Novidades por debaixo dos panos - Unix, Terminal, AutoFS, Directory Utility e segurança.
O Leopard é o primeiro Mac OS X a ser certificado como um sistema Open Brand UNIX 03, quando rodando em um Mac baseado em Intel. Isso garante que o Leopard está em total conformidade com os padrões adotados pelo grupo, garantido que, entre outras coisa, um aplicativo desenvolvido em qualquer *NIX incluso nessa categoria, rode de maneira transparente no Leopard.
O novo terminal também tem suas firulas, como o uso de abas e a possibilidade de customizar as janelas usando os diversos templates disponíveis no Inspector.
Eu ia falar sobre o Directory e o Directory Utility, mas achei melhor, tal qual o iCal, deixar para depois, já que sem o Mac OS X Server não há muito o que dizer sobre esses recursos…
No que diz respeito à segurança, o Leopard conseguiu ficar mais seguro ainda. Agora além do filtro de pacotes, o Leopard tem um firewall de camada de aplicação.
Para quem não sabe, existem duas maneiras de controlar o fluxo de dados entre redes, ou filtrando pacotes (camada 3) ou filtrando aplicações (camada 7), ou ainda uma combinação dos dois.
No filtro de pacotes, o firewall analisa os cabeçalhos e leva em consideração o IP de origem e destino, e as portas TCP ou UDP de origem e destino. Baseado em um conjunto de regras, esse firewall determina se um pacote será encaminhado de uma rede para a outro ou se esse pacote será descartado, bloqueando a comunicação. O firewall de aplicação é mais sofisticado que um firewall de pacotes, pois ele tem “conhecimento” de qual aplicativo está querendo enviar ou receber dados de uma rede.

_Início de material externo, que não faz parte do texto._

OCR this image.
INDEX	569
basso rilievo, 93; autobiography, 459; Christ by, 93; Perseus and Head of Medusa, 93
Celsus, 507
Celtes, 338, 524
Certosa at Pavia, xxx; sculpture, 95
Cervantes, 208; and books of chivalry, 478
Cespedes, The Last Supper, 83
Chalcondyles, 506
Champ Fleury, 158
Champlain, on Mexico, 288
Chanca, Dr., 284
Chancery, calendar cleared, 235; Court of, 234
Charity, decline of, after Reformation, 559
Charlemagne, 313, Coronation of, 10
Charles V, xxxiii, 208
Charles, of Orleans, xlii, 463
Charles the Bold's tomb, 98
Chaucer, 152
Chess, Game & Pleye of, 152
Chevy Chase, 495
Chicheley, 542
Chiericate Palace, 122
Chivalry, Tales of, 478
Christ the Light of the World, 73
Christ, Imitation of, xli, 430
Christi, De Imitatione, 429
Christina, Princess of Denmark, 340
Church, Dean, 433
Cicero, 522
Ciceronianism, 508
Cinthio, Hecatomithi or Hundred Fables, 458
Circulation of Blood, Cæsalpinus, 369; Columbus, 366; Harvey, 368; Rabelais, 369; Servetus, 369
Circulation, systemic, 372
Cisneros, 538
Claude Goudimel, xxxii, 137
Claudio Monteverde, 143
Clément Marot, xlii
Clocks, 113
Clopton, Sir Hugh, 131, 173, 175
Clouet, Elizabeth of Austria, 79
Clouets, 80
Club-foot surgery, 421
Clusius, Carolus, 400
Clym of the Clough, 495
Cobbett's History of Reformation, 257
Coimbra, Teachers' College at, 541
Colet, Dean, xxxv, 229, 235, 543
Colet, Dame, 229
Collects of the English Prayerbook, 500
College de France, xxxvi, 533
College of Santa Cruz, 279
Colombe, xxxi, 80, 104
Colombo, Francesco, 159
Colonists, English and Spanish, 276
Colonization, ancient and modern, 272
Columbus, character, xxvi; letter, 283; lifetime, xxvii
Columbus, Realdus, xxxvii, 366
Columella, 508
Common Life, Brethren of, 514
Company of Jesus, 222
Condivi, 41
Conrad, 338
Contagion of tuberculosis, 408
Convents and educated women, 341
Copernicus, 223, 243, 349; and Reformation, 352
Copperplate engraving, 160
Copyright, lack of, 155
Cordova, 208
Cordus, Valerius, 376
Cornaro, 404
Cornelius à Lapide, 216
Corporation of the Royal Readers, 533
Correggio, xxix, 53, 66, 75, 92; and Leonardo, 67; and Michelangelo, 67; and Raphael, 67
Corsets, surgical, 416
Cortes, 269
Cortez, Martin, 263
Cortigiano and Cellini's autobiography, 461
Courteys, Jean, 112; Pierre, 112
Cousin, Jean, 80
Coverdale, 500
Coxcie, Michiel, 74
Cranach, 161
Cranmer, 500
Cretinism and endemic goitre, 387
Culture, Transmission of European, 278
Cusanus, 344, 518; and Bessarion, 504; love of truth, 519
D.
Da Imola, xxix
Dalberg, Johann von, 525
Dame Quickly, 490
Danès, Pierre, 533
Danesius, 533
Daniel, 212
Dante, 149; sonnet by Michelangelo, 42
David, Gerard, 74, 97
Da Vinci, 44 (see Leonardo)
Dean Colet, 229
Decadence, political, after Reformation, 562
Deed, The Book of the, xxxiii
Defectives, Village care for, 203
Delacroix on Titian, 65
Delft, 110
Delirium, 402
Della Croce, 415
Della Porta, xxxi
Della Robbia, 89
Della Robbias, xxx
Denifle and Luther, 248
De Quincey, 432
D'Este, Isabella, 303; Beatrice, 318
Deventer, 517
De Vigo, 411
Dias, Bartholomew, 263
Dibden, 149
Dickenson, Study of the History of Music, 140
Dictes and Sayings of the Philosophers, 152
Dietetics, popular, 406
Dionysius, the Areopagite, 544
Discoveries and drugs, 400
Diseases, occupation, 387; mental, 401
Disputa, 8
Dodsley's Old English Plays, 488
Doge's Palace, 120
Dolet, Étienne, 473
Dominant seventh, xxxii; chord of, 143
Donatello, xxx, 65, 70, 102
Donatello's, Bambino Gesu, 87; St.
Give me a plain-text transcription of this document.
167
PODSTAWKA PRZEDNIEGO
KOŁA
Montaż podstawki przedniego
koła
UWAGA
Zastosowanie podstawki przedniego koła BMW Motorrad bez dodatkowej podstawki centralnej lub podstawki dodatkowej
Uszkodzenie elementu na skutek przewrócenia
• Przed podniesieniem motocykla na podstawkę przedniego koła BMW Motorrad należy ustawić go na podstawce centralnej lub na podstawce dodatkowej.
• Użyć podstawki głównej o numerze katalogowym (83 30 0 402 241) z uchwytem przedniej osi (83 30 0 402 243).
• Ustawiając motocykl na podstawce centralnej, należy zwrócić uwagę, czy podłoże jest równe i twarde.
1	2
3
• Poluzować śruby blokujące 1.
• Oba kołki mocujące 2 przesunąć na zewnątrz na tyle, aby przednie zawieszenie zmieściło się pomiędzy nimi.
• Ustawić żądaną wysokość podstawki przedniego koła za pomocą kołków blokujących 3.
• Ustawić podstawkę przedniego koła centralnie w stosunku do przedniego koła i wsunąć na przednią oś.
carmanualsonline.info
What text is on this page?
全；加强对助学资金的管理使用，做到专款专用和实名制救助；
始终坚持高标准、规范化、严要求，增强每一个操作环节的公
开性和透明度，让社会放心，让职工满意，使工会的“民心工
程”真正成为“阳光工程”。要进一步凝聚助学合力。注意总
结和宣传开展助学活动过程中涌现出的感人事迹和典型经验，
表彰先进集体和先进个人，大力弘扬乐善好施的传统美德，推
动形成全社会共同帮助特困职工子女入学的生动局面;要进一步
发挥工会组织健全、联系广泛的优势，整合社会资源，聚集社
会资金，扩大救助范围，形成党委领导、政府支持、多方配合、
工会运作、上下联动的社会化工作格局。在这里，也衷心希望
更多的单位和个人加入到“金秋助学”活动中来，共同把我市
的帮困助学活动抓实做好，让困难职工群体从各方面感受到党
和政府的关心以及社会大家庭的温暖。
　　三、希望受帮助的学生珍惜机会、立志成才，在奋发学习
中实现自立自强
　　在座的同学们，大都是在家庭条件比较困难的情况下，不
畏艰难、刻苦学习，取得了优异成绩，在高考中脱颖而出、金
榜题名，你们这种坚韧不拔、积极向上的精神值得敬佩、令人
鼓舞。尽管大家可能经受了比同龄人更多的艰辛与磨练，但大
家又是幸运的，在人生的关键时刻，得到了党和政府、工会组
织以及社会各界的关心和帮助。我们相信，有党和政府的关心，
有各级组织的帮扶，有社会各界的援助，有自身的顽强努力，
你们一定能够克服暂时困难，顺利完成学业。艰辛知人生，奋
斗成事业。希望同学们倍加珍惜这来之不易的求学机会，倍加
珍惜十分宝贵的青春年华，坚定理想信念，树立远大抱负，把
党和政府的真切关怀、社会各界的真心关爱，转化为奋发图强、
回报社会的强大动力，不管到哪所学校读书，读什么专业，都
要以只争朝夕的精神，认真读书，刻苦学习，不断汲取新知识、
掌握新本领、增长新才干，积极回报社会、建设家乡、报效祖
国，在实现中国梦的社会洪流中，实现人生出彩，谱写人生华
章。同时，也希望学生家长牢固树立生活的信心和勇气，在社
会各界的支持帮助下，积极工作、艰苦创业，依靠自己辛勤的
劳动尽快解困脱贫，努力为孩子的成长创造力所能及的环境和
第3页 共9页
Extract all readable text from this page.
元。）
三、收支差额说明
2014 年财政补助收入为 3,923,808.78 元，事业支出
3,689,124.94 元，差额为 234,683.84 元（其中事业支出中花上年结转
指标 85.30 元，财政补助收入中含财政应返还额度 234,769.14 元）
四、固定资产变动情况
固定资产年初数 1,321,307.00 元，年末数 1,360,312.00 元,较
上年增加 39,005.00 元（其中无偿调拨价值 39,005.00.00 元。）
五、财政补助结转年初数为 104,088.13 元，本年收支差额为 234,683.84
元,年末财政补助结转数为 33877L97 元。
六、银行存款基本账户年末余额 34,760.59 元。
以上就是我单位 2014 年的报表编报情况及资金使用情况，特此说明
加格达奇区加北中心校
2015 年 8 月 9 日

Um exemplo prático seria o MSN. Em um filtro de pacotes, você precisa determinar quais portas deverão ser bloqueadas, no caso do MSN, as portas TCP 1863, UDP 1863 entre outras. O problema é que o MSN também usa a porta 80, a mesma porta usada pelos navegadores… Bloquear a porta 80, também bloquearia a navegação na internet. Usando um firewall de aplicação, é possível bloquear especificamente o MSN sem comprometer outros aplicativos como o Safari e o Firefox.
Voltando ao Leopard, agora é possível ter esse nível de controle sobre todo e qualquer aplicativo. Os aplicativos liberados, são assinados digitalmente, de forma que caso eles sofram qualquer alteração maliciosa, o firewall do Leopard irá detectar essa alteração e novamente solicitar que você libere ou bloqueie o acesso dessa aplicação à internet.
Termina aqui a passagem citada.